As introduced, Ohio
Gov. John Kasich’s budget for the next two years would accelerate the growth of
government in the state.
With Republican
supermajorities in both the Ohio House of Representatives and Ohio Senate,
Kasich’s first budget continued a Republican tradition of increasing spending
faster than inflation and population growth — combined.
Kasich’s second
budget, which runs through June 30, is expected to do the same but at an even
faster clip. Spending growth in Kasich’s proposed budget for fiscal years
2016-17 is faster still, propelled
by a huge increase in Medicaid spending.
The portion of
Ohio’s General Revenue Fund expenditures paid by the federal government is
expected to reach 36 percent next year; before fiscal 2009, federal
expenditures never exceeded 25 percent of the GRF.
Governors and state
legislators often have little influence over federal spending, but Ohio’s
latest federal spending surge results from Kasich expanding
Medicaid to childless, able-bodied adults under Obamacare.
After he was
elected in 2010 as a foe of big government, Kasich increased GRF spending by 20
percent during his first term, dwarfing a net 4 percent increase in Democrat
Ted Strickland’s two biennial budgets.
Strickland’s
predecessor, Republican Bob Taft, increased spending by 26 percent in his first
term and 11 percent in his second.

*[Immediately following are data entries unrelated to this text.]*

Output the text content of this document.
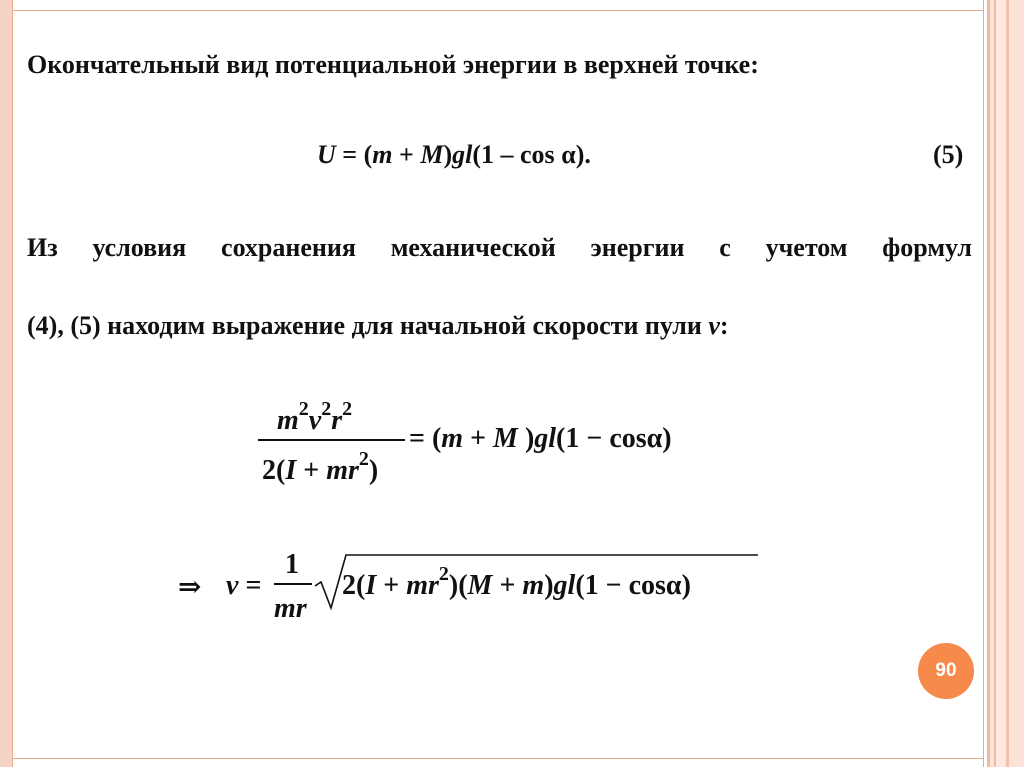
Окончательный вид потенциальной энергии в верхней точке:
U = (m + M)gl(1 – cos α).	(5)
Из условия сохранения механической энергии с учетом формул
(4), (5) находим выражение для начальной скорости пули v:
$m^2v^2r^2$
$2(I + mr^2)$
= (m + M )gl(1 − cosα)
⇒ v =
1
mr
$2(I + mr^2)(M + m)gl(1 - \cos\alpha)$
90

Taft succeeded Republican George Voinovich,
who increased spending by 20 percent during each of his two terms in office.
Ohio Legislative
Service Commission records dating to the mid-70s show state and federal GRF
expenditures far exceeding Consumer Price Index and population growth under
Democrat Dick Celeste and Republican Jim Rhodes, as well.
Based on data from
LSC, the U.S. Department of Labor and the U.S. Census Bureau, spending grew
faster than inflation and Ohio’s population in 24 of the 30 fiscal years from
1985 through 2014.
LSC estimates total
GRF spending of $31.4 billion for fiscal 2015, $5 billion more than was spent
in 2011. Spending growth for fiscal 2015 year will likely exceed inflation plus
population growth by at least five percent.
If Kasich had kept
GRF spending growth at the rate of inflation plus population growth during
fiscal years 2012-14, he would have saved state and federal taxpayers $1
billion.
How does Kasich’s
2016-17 budget plan stack up? Kasich’s $36.9 billion in state and federal GRF
spending proposed for fiscal 2017 would be nearly triple the $9.6 billion spent
in 1987, the second year of Celeste’s second budget.
If the Ohio General
Assembly were to pass Kasich’s budget as introduced in House Bill 64, fiscal
2017 spending would be $10.7 billion greater than the $26.2 billion spent in
2011.
Contacted for
comment on the state’s spending trend, Matt Mayer, president of free-market
think tank Opportunity Ohio, directed Ohio Watchdog to an analysis he released last month.
“Unless spending
slows and/or revenues exceed the average growth since 2001, Ohio will begin
running deficits in 2016,” Mayer wrote. He projected Ohio will have a $2.8
billion deficit next year and a $3.6 billion deficit in 2017.
Mayer noted the
nation is in the midst of its fourth-longest economic recovery since 1929, and
it’s unlikely to remain in a recovery until 2017.
“To his good
fortune, Governor Kasich entered office shortly after the recovery began,”
Mayer explained. “He won’t be so fortunate when he leaves office unless the
Ohio General Assembly saves him from his penchant for higher spending supported
by the hope of ever-increasing higher revenues.”